The hard parts are cancellation and refresh, which dominate real traffic. You do not want to pay a list removal on every keepalive. The standard trick is lazy/deferred expiry: store an absolute deadline (or an expiry generation) in the connection object and, when a bucket fires, revalidate, if the stored deadline is now in the future, the flow was refreshed, so silently re-insert it instead of timing it out. That means a refresh is just a field write; no wheel surgery. Per-core wheels avoid cross-core locking (each core owns its flows; migrated flows need explicit handoff). Finally, the tick must come from a monotonic clock, and after a scheduling pause the wheel may owe many ticks at once, so catch-up must be bounded per iteration (process a budget of buckets, yield, resume) or one stall turns into an unbounded expiry storm that drops live traffic.

What they're listening for: A staff answer explains cascading between wheel levels, lazy/deadline-revalidation so refresh is a field write (not a wheel op), per-core ownership, and bounded catch-up after a pause; not just big-O.
Follow-ups
  • How exactly does cascading move timers between levels?
  • Why does deadline-revalidation make refresh cheap?
  • What happens after a 200 ms scheduling pause, and how do you bound it?
Given a packet metadata struct used by every stage of the datapath, how would you make its layout cache-conscious without making it unmaintainable?staff

First profile field access by stage. Put fields touched on every packet in the first cache line: data pointer, length, offload flags, RSS hash, queue id, and a compact flow/classification result if needed (this mirrors how rte_mbuf deliberately groups hot fields into its first 64-byte line). Move cold fields, timestamps, debug/trace, rarely used tunnel metadata, into a later line or out of line entirely. The goal is that the common per-packet path touches one cache line, so a burst of packets costs one miss each rather than two or three.

Avoid false sharing by ensuring per-packet metadata is owned by one core at a time, or by separating producer-owned and consumer-owned fields onto different lines so two cores updating the same buffer do not ping-pong a shared line.

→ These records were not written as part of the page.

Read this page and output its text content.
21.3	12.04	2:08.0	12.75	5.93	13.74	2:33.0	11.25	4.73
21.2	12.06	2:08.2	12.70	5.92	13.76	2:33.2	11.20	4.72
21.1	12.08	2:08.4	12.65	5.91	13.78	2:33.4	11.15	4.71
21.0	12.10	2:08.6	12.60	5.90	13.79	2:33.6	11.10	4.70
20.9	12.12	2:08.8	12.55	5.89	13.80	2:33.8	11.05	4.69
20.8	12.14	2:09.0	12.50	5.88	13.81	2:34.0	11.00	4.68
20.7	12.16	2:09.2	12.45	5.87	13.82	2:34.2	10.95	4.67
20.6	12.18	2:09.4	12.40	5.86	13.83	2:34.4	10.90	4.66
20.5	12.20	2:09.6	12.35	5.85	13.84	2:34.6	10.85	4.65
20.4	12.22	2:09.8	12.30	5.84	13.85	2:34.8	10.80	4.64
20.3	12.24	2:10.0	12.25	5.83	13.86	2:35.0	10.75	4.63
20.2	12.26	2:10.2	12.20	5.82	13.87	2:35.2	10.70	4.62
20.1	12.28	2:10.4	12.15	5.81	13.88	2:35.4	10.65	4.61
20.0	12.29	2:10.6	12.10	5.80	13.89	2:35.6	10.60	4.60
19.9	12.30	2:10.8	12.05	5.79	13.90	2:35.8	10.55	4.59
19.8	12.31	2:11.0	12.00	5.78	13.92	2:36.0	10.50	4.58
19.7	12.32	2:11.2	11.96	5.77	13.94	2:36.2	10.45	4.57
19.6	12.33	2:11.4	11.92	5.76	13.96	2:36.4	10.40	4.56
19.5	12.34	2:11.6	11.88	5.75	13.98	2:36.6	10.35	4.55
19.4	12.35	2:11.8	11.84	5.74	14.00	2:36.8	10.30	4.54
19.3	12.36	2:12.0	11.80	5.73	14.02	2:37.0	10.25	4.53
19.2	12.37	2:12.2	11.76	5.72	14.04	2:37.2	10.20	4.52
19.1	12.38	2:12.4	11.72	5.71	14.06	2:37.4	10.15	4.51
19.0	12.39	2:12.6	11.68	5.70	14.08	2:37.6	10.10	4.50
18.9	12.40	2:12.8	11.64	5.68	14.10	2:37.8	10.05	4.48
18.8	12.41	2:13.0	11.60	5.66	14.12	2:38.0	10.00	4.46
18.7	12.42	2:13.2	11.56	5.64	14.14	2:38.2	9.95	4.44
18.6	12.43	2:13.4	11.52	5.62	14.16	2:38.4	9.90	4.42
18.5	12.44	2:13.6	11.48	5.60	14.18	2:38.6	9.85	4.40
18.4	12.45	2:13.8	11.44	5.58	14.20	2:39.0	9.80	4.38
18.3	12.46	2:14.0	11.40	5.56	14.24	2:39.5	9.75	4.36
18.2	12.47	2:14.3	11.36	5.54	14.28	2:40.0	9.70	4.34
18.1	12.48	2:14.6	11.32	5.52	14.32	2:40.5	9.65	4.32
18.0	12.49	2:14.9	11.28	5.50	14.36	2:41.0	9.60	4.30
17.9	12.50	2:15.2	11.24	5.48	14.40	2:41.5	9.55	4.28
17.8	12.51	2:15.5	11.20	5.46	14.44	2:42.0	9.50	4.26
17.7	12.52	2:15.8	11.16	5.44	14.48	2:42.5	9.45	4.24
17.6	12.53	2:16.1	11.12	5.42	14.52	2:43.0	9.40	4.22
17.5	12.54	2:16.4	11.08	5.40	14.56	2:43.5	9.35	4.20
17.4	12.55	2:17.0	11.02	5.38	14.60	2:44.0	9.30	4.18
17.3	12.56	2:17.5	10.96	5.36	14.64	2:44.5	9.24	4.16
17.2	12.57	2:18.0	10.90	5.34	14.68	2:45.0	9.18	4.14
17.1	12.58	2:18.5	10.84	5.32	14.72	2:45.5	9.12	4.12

For arrays of descriptors, use fixed-size aligned entries so hardware/software prefetch strides cleanly. For optional metadata, use an index or pointer into side storage rather than bloating the common case.

The maintainability trick is to encode intent and enforce it mechanically: comment the cache-line boundaries, group fields by access phase, and add static_assert(sizeof(struct meta) == 128, ...) and static_assert(offsetof(...) < 64, ...) so an accidental field addition that pushes a hot field past the line, or grows the struct, fails the build instead of silently regressing performance. Avoid over-packing into bitfields when it forces read-modify-write on a hot word or generates branchy code. The best layout is one whose performance properties survive the next feature addition because the build guards them.

What they're listening for: This probes mature cache reasoning: hot/cold split into the first line (rte_mbuf-style), producer/consumer ownership to kill false sharing, prefetch-friendly arrays, and static_asserts on size/offset as drift guards.
Follow-ups
  • How would you measure field hotness in production?
  • When do bitfields hurt more than they help?
  • What static assertions would you add and why?